A very similar bronze vessel of this very rare type, also with elephant-head spout, but apparently missing its separate nozzle, and shown standing on a bronze circular dish is illustrated in Ceramic Art of the World, Tokyo, 1976, vol. 11, Sui and T'ang Dynasties, p. 291, fig. 122. A bronze bottle of this shape, but without spout, was included in the exhibition, The Arts of the T'ang Dynasty, Los Angeles County Museum, 8 January - 17 February 1957, no. 113. The same shape can be seen in two glazed pottery bottles also illustrated in Ceramic Art of the World, p. 291, figs. 1123 and 124.
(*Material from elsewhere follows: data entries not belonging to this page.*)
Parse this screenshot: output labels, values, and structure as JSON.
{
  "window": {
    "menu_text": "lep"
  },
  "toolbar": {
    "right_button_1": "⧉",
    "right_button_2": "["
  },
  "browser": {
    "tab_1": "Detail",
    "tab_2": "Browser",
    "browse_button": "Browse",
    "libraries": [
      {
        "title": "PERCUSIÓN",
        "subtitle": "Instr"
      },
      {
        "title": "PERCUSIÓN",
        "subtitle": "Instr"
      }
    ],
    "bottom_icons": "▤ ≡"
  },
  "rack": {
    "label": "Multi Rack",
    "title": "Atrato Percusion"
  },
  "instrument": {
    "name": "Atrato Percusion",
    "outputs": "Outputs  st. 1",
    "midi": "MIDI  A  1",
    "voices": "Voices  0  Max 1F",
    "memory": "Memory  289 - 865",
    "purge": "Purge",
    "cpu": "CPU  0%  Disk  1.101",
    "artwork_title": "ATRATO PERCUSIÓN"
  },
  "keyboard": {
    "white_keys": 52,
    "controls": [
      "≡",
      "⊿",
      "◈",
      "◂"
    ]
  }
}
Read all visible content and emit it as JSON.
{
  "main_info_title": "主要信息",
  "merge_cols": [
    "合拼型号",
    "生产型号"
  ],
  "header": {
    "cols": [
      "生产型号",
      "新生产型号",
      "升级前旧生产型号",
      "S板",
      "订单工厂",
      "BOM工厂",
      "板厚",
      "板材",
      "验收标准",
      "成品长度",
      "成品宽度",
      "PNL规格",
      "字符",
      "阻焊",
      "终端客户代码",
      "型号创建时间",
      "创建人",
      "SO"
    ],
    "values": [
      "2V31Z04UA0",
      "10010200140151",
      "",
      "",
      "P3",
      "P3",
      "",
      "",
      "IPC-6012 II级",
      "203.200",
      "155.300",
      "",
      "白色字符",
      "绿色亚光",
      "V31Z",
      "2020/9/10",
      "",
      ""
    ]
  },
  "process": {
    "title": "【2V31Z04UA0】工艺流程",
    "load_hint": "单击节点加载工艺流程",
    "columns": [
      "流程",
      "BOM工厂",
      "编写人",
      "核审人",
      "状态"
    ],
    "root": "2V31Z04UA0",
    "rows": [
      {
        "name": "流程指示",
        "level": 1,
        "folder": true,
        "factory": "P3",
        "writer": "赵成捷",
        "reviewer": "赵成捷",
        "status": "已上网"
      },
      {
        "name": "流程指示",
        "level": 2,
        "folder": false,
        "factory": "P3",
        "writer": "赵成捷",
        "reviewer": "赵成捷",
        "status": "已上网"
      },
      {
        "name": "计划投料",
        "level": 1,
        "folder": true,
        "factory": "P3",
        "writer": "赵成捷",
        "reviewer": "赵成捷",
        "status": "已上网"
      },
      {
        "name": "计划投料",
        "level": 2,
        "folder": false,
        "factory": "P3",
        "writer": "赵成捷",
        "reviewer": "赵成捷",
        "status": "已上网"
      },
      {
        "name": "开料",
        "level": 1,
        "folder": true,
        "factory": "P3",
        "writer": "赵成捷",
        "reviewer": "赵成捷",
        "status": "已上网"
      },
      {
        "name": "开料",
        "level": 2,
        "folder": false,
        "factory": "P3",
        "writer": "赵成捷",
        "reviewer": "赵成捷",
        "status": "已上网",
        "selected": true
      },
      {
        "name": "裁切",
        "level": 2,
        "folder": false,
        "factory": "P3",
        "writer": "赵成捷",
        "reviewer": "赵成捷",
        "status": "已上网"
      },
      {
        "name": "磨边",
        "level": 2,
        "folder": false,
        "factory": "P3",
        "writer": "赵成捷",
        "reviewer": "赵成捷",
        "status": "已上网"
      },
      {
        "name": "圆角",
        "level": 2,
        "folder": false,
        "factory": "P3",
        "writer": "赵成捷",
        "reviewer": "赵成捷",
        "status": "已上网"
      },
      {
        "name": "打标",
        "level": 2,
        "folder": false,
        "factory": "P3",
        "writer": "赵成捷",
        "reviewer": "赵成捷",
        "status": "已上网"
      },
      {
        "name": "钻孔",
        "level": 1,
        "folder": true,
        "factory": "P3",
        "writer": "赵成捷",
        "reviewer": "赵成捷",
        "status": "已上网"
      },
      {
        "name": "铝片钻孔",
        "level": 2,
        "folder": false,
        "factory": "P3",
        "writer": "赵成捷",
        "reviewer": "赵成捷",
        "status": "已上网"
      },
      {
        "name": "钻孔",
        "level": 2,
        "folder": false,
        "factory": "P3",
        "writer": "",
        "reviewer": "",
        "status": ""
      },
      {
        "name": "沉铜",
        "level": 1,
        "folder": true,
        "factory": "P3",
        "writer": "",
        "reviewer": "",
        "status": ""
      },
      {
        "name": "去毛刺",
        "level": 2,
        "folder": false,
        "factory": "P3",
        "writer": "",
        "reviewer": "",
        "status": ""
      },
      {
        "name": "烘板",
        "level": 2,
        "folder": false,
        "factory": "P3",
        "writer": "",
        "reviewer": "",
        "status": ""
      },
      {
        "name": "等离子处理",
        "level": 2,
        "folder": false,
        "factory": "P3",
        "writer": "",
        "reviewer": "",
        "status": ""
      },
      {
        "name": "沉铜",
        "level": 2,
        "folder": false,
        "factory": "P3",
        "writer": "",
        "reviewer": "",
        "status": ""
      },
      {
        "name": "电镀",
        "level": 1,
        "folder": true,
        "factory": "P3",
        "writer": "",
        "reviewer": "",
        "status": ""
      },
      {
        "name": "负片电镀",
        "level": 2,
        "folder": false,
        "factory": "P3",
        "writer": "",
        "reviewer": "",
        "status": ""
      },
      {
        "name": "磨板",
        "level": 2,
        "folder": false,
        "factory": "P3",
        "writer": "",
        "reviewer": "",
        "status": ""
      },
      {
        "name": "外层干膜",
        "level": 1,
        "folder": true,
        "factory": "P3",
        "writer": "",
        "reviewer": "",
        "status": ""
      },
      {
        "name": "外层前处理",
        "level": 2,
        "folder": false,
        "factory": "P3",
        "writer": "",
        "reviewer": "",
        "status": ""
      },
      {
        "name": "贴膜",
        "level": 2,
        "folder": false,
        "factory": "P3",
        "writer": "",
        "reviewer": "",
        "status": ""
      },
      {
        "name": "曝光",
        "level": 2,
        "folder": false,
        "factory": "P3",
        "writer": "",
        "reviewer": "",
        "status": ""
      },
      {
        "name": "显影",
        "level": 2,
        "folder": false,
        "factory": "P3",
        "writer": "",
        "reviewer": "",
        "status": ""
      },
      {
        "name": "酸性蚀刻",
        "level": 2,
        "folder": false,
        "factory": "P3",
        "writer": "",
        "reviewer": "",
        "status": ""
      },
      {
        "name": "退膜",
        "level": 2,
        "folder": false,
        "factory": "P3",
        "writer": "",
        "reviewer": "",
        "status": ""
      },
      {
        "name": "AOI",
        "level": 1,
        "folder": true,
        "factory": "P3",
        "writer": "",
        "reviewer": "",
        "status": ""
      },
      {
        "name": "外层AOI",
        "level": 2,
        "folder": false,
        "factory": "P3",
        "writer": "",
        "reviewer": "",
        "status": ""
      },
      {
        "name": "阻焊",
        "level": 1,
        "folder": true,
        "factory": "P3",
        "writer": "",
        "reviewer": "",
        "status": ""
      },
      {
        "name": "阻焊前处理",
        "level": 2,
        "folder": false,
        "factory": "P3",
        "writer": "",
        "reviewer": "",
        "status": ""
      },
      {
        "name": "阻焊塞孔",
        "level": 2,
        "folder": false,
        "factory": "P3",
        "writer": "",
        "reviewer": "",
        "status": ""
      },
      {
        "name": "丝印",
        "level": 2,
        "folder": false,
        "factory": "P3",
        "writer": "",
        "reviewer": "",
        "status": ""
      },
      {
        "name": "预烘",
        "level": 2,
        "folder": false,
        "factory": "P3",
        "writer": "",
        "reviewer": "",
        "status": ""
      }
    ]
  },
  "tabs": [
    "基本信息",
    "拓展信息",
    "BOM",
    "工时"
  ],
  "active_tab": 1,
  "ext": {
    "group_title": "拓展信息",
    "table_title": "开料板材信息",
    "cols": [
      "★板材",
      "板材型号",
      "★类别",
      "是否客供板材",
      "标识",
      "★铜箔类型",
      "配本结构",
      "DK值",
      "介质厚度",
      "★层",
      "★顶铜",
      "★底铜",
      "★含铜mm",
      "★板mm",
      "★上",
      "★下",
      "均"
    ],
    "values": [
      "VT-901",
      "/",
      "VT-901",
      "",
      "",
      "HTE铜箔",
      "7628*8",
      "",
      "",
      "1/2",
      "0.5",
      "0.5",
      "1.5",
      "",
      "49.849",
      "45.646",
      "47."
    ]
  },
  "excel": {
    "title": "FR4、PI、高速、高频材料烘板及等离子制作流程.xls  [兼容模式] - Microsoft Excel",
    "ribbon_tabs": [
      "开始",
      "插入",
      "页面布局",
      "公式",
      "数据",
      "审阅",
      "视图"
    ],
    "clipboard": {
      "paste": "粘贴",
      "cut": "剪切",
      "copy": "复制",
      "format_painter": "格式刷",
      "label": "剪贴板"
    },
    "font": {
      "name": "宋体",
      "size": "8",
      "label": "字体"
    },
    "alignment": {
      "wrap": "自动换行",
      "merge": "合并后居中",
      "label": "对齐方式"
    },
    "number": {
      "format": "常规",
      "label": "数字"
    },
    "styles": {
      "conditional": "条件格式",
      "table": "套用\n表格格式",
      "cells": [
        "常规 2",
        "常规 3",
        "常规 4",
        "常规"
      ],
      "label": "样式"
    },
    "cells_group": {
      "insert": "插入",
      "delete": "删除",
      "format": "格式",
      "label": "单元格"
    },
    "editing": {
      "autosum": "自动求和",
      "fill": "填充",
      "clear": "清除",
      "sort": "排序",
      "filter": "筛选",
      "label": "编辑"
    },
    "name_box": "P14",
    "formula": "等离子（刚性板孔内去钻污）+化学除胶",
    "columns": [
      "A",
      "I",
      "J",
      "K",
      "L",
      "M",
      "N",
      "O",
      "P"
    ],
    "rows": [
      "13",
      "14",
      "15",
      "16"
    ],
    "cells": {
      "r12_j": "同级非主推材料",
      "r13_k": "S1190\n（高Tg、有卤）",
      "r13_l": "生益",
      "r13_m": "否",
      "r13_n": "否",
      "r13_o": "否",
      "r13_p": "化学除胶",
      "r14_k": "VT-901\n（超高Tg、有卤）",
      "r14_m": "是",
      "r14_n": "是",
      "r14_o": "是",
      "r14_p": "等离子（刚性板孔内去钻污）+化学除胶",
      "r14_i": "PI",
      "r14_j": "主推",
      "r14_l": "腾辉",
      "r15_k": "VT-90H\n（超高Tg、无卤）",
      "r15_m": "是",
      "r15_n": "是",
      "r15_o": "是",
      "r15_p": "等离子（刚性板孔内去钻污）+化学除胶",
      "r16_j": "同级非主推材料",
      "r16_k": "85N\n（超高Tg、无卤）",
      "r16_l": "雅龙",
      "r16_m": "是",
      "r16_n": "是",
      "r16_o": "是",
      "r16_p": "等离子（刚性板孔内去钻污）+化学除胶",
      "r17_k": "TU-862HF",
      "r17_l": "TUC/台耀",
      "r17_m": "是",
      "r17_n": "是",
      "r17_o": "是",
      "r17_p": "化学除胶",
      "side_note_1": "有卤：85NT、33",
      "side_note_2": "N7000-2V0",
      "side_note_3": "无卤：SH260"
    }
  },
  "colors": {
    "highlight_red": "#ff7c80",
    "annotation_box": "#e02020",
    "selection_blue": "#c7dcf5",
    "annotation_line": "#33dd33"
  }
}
A porcelaneous version of a kundika with elephant-head spout dated to the Sui dynasty, covered with a now crackled glaze and with more bulbous body is illustrated in Zhongguo meishu quanji; Gongyi meishu bian; Taoci (The Great Treasury of Chinese Fine Arts; Arts and Crafts; Ceramics), Shanghai, 1988, vol. 2, p. 14, no. 16. Another clear-glazed white porcelaneous kundika with cup-shaped mouth on the spout and a tall tapering nozzle similar to that of the present example, but also with a more bulbous body, was included in the exhibition, The Arts of the T'ang Dynasty, no. 238.
See, also, a related silvery bronze kundika of different body shape and with a human-head cast at the base of the spout sold at Sotheby's, London, 6 June 1995, lot 86.